Ahmet SEFA
NE KADAR ADAM-IM-IZ?
Gazi Üniversitesi’nden arkadaşımla yıllar sonra (20 yıl önce) (editörün düzenlemesi 28 yıl önce)rastlaştığımızda ilk sorusu, “Kaç evin, kaç liran var?” oldu…
İyiydi, yiğitti 76’larda. Bu birlikteliğin rahatlığıyla, şey…leyerek,
“Yok,” dedim.
“Burada da mı yok?”
“Kiracıyız…”
“En azından bir yazlığın?”
“Hıh, yok…”
“Ulan,” demişti, “Bir adam olamamışsın!..”
Utanmıştım!.. Düşünememiştim… Faaliyetler… Cuntaya karşı… Cezaevindekilerle dayanışma… Haksızlık… Eşitsizlik… Zorbalıklara karşı koşturmacalardan…
“Ama,” demiştim mülksüzlüğün ezikliğinde, “Sığınmacılık… Asgari ücret… Eylemler… Yol paraları… Bağış kampanyaları… Gene de üç beş kitap yazdım, bazen gazetelere yazılar, haberler…”

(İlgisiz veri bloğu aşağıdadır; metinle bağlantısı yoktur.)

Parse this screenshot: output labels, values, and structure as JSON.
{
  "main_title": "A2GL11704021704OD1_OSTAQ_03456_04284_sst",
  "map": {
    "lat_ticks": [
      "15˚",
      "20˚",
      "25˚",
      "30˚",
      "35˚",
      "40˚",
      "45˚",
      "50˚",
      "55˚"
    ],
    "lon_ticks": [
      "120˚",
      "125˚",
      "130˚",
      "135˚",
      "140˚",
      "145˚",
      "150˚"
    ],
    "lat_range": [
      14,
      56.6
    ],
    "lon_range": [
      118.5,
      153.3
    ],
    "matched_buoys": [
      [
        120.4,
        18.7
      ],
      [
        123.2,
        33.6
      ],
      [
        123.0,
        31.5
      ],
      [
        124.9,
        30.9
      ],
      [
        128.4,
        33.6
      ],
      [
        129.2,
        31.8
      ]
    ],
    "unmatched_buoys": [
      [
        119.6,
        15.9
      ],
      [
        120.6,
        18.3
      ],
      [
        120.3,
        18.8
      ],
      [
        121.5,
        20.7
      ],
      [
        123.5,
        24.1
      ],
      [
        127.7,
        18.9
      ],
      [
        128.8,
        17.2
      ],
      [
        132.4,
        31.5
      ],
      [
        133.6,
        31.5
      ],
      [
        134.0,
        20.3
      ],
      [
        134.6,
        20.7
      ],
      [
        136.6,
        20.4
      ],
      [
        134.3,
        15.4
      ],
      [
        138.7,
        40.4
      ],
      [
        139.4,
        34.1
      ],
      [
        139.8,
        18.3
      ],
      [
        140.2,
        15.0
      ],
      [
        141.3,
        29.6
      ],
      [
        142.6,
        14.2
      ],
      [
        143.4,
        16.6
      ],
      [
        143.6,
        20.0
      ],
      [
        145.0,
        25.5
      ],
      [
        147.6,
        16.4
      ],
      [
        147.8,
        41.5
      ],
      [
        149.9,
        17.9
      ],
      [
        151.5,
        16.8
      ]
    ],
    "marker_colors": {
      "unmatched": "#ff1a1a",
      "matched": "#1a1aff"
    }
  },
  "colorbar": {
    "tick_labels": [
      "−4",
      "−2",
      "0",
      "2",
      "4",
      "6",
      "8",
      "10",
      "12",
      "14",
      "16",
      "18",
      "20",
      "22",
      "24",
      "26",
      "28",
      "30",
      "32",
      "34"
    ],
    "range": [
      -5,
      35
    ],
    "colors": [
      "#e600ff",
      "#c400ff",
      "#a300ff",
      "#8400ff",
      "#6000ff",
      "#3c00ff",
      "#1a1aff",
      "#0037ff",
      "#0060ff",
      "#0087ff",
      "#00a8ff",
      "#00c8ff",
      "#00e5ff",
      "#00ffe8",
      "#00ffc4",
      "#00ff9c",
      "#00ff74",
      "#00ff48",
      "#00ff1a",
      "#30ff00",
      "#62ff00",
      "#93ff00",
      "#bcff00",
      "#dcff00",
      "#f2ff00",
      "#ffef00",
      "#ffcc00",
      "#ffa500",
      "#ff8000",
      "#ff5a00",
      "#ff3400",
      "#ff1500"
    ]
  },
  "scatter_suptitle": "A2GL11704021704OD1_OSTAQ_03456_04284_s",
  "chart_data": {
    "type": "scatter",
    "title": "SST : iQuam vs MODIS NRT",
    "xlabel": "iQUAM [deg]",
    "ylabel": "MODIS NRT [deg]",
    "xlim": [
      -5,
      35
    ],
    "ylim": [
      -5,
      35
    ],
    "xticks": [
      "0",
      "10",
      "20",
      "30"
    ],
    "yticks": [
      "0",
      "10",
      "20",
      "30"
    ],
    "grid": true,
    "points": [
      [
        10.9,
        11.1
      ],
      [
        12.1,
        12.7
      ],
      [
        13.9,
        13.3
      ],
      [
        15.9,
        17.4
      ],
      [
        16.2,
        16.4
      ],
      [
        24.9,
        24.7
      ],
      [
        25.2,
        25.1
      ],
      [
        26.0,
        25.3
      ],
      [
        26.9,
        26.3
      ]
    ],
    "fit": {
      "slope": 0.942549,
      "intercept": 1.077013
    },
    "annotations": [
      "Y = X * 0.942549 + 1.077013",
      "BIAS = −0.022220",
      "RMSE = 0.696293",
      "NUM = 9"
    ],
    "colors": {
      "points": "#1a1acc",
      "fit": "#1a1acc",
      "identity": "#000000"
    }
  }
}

“Karın doyurmaz. Başını içine sokabileceğin bir ev değildir kitap mitap… “ demişti.
“Bekliyordu ki, senin bir şeylerin…” Der demez, sorumu bitirmeden,
Dikleniveren omuzlarla, “Benim var… Bir spor mağazam, bir evim, yazlığım…”
Bir aylık Hollanda seyahatinde aramamıştı bir daha… Belki de konuk olduğu gene bir eski arkadaş aratmamıştı! Üç katlı, bilmem kaç odalı, müstakil tapulu evine uğramamı istememişti!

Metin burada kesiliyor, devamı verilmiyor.